Yeah i definitely agree a decent all round white light should be used (and i normally do  !). Regarding the actual laws, yeah by law you don't actually need an all round white light. Mr Plod just rang me up, and told me (even though at the time he reckoned we DID need one). He also let me know that tying up to the nav marker is going to sting me $134  STOKED  !

He was actually very nice on the phone, and said sorry a few times for having to fine me. He reckons he had to because Port Control could see me from their tower. So they need to see some some of action occurs. Oh well, now i've well and truely learnt my lesson, i was doing the wrong thing so i've gotta cop it. I'd definitely like to keep the run ins with the law to a minimum so all of us yakkers can continue to get around as we do, without any new restrictions (big apologies if our outing has done any harm)

I think i might go for some reflective tape too Peril. And most likely get one of those LED lights Hoit.

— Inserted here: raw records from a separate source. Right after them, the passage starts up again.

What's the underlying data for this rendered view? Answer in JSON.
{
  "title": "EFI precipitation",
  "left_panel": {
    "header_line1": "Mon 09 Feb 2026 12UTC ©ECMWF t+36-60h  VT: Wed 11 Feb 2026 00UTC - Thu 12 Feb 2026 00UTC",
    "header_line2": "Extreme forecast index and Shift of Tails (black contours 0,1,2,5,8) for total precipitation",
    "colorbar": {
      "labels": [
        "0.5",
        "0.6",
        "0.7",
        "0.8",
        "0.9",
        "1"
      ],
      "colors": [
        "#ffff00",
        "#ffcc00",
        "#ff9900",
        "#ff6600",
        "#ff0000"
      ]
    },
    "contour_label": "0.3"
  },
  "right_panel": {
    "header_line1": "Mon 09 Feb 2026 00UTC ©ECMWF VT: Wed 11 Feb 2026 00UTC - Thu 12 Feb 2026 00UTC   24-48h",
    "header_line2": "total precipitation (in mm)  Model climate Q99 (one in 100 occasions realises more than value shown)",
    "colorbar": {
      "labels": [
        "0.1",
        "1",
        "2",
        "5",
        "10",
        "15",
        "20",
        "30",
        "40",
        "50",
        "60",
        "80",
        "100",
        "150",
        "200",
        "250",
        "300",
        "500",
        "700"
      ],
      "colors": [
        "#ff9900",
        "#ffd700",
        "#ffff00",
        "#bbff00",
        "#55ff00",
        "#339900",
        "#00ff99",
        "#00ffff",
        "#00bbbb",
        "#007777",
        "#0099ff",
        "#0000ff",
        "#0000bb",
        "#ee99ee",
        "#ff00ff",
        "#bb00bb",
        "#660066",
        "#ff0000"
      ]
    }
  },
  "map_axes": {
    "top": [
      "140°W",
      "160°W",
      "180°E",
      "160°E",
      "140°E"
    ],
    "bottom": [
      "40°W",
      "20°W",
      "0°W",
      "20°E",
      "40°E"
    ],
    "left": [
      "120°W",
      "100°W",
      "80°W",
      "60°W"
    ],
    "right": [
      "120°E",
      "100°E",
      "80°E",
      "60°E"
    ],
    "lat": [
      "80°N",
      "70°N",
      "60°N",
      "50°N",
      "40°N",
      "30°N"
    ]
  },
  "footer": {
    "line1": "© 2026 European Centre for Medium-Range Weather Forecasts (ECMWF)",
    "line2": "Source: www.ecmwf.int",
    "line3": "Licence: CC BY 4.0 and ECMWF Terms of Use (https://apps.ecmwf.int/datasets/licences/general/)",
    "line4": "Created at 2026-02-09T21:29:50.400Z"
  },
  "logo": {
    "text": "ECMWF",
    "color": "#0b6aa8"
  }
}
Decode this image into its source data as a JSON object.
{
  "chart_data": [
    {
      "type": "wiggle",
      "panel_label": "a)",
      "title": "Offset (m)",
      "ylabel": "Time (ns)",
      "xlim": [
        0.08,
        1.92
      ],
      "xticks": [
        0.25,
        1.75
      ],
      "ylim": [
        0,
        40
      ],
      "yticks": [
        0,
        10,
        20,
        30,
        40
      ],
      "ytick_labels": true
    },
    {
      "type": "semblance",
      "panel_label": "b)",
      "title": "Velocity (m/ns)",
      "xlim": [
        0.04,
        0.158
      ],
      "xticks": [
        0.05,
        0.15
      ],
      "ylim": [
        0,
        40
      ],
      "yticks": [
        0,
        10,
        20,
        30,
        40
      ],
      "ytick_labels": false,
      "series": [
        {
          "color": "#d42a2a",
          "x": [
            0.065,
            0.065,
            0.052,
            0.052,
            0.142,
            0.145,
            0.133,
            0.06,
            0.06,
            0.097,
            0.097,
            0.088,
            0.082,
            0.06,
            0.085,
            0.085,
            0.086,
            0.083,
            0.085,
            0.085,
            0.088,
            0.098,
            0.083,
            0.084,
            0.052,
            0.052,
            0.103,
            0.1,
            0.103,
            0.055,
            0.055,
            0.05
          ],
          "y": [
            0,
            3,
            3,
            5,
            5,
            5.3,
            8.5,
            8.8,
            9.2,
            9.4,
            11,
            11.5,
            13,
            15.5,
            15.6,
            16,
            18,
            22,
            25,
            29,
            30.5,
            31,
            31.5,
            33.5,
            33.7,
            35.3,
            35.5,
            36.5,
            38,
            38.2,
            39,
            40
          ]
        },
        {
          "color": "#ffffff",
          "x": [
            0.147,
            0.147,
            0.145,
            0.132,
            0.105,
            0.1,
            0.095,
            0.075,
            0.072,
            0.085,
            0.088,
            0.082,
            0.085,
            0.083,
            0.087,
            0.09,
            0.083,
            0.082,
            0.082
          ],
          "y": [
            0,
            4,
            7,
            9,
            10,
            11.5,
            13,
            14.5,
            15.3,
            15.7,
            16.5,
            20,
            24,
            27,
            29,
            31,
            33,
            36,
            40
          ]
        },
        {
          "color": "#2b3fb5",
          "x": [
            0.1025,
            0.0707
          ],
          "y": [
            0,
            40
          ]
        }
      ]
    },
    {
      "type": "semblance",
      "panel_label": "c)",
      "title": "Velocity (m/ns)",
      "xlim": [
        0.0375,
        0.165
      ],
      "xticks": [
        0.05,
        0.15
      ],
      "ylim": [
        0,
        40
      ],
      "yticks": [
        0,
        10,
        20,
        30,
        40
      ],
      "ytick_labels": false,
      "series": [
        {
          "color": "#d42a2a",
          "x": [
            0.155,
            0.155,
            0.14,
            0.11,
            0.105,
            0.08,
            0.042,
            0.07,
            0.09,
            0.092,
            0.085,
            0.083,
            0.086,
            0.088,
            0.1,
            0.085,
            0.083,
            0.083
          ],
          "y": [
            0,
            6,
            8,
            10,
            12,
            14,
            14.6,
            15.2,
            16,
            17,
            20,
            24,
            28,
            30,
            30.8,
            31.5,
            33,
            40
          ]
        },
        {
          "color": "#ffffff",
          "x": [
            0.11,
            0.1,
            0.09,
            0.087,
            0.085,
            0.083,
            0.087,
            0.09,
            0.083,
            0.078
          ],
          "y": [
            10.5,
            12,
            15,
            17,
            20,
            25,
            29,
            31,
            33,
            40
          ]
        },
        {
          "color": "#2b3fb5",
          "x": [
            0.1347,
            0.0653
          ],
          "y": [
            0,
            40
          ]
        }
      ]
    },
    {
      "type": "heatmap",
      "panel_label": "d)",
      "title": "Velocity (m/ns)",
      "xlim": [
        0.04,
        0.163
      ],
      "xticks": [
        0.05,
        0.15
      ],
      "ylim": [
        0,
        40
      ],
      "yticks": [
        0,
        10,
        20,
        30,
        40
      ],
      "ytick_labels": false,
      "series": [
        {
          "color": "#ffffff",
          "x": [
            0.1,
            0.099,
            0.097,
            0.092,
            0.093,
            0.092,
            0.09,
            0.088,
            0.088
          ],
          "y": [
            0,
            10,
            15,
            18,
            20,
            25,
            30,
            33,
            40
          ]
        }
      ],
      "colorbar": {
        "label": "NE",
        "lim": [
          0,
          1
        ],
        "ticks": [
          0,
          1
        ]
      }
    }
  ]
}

Right now i'd just like to catch me a fish off my kayak


----------



## Flump (Apr 17, 2006)

Sounds like you boys had a nightmare  . At least the police didn't give you too much grief by the sounds of things. Maybe one of these will help next time? Might help with getting some fresh squid too!








8) 8) 8)


----------



## PoddyMullet (Aug 29, 2005)

That's a busy night gents....and a ya really whipped up some new offences for us at akff :wink: :shock: :shock:. Re blindspots in an all around white light, does that mean a crate or body was blocking it from view from some angle? I guess that ones redundant if by law ya don't need one anyways. Sorry to hear about the fine Mushi, although I understand the need for the water police to be seen taking action if complaints were made. Ya biggest mistake though, was not asking to see the drunken young ladies map to help ya out navigation wise. I guess there's always the Patto for chasing those mulloway


----------



## xerubus (May 17, 2007)

Pity about the lack of fish, but would have been a great experience none the less  Good reports.


----------



## Squidder (Sep 2, 2005)

Classic report fellas, I guess it is good that the water cops were looking out for you. Well done for having a crack.


----------



## Mushi (Aug 31, 2005)

:lol: :lol: Poddy that Tassie map would have been very helpful! :lol: :lol:

Yeah all in all it was a memorable night, and good fun. Regarding the blindspot the cops mentioned on Steve's light, it was due to an elbow join at the top of his light pole, so the light was mounted on its side, meaning the elbow obscured it at the right angle. But yeah like you said, it's not a law.


----------



## FISHPEDDLER (May 12, 2007)

Sounds like a quiet night for the Police. Are you sure they didn't breath test you as well? In relation to the light, I have one of those cheap (suction capping) white lights taped to a lenth of plastic plumbers pipe, which I sit in my crate rod storage holders for night kayakking. It works well with good clearance and doesn't blind you as its behind you. These navigation lights are common at most boating supplies. Paul


----------



## woody (Aug 15, 2006)

I made up this light months ago total cost approx $5 plus some PVC pipe offcut. LED and battery holder from DSE. All sits in rear rod holder and light sits approx 1.02 metres above deck of yak. Takes 2 x AA batteries which have so far lasted for two all night sessions. I have been told that I should have put a diode in the circuit somewhere to cut down battery drain - but I don't know about this side of things - light has lasted pretty well so far.


----------



## PeterJ (Aug 29, 2005)

Been a while boys , next time try the moonee ponds creek under the bolte, cops can't get in there no boat can, mulloway certainly do. You would have missed the entrance it's at dock 21 i think near where the concrete was is near the small platform to the nth. rods need to be down though cos of the steel support beams .


----------



## Mushi (Aug 31, 2005)

We had a chat about the Moonee Ponds Ck, as we ended up launching just next to it. So they definitley frequent the creek too ?


----------